The CFA-induced rat foot swelling model has been commonly used for the identification of therapeutic drugs of RA in the past (Paunovic and Harnett, 2013; Saleem et al., 2020). After injecting CFA, a gradual increase in the pathological manifestations of RA was observed. Here, CSP substantially improved these pathological changes and paw swelling, indicating that CSP exhibited anti-RA effect. The elevated levels of proinflammatory cytokines, such as IL-1β, TNF-α, and COX-2, could aggravate the progression of RA and could contribute to synovial inflammation and cartilage damage (29). Therefore, inhibition IL-1β, TNF-α, and COX-2 expression could be a target for RA treatment. Here, CSP declined IL-1β, TNF-α, and COX-2 levels, indicating that the anti-RA effect of CSP was directly responsible for the inhibition of secretion of proinflammatory cytokines.
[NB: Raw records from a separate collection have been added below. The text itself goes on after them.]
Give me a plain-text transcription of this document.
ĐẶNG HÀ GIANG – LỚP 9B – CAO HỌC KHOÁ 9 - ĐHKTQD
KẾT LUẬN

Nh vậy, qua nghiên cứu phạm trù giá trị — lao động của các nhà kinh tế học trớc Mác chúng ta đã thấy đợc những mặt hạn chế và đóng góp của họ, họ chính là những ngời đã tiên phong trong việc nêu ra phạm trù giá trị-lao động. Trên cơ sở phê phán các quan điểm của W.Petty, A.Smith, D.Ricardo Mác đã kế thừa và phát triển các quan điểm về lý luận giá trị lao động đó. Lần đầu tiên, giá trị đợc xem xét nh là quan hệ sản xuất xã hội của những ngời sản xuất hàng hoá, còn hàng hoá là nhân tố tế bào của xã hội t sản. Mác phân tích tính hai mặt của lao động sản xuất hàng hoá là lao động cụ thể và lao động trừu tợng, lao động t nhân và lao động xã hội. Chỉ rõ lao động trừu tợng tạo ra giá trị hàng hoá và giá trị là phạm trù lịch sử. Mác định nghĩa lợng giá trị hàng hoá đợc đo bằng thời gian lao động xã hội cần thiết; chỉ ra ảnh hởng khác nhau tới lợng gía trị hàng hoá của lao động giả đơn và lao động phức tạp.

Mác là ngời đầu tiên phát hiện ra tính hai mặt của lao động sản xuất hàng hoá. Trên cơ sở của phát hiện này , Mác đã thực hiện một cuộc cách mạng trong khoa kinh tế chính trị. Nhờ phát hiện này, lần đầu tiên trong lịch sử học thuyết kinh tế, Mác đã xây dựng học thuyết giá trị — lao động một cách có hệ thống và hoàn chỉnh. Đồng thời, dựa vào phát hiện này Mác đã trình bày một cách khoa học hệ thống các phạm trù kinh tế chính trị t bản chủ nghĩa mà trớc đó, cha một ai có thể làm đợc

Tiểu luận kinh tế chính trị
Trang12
MAPK is a family of serine/threonine protein kinases involved in the inflammatory process, including ERK, JNKs, and p38 (Wu et al., 2016). Wu et al. discovered that a polysaccharide found in Sargassum cristaefolium inhibited iNOS expression by inhibiting p38, ERK, and JNK phosphorylation in LPS-stimulated RAW264.7 cells (Meier and McInnes, 2014). The MAPK signaling pathway molecules ERK and p38 are involved in the pathogenesis of RA (Liang et al., 2012). Our results indicated that CSP could inhibit MAPK signaling pathway activation by preventing the phosphorylation of JNK, and ERK (Figure 9). Previous studies have suggested that MAPK activation was essential for COX-2 expression in peripheral inflammation (Xu et al., 2010), thus, the MAPK signal transduction pathway is partly involved in the regulatory mechanism of this analgesic effect. In our research, we both examined the COX-2 level in CFA-induced arthritis and LPS-induced NR8383 cells, which were both decreased by CSP. Moreover, the phosphorylation of JNK and ERK1/2 were inhibited by CSP, which suggested the analgesia effect of CSP might evolved in regulation of MAPK pathway. However, the role of each MAPK component in effects of CSP on NR8383 cell remains unclear, and an activator of MAPK signaling pathway to antagonize the effects of CSP is not designed in our study. So, further investigations on the specific molecular mechanism of CSP are encouraged.

FIGURE 9

Schematic diagram of anti-inflammatory role of CSP in LPS-induced NR8383 cells. CSP ameliorates inflammation via regulating of ERK and JNK phosphorylation.

Conclusion

Thus, our results showed that MAPK inhibition mediated the beneficial effects of CSP on hind paw swelling and HAc-induced writhing. The anti-inflammatory effect of CSP showed its potential application for treating rheumatoid arthritis.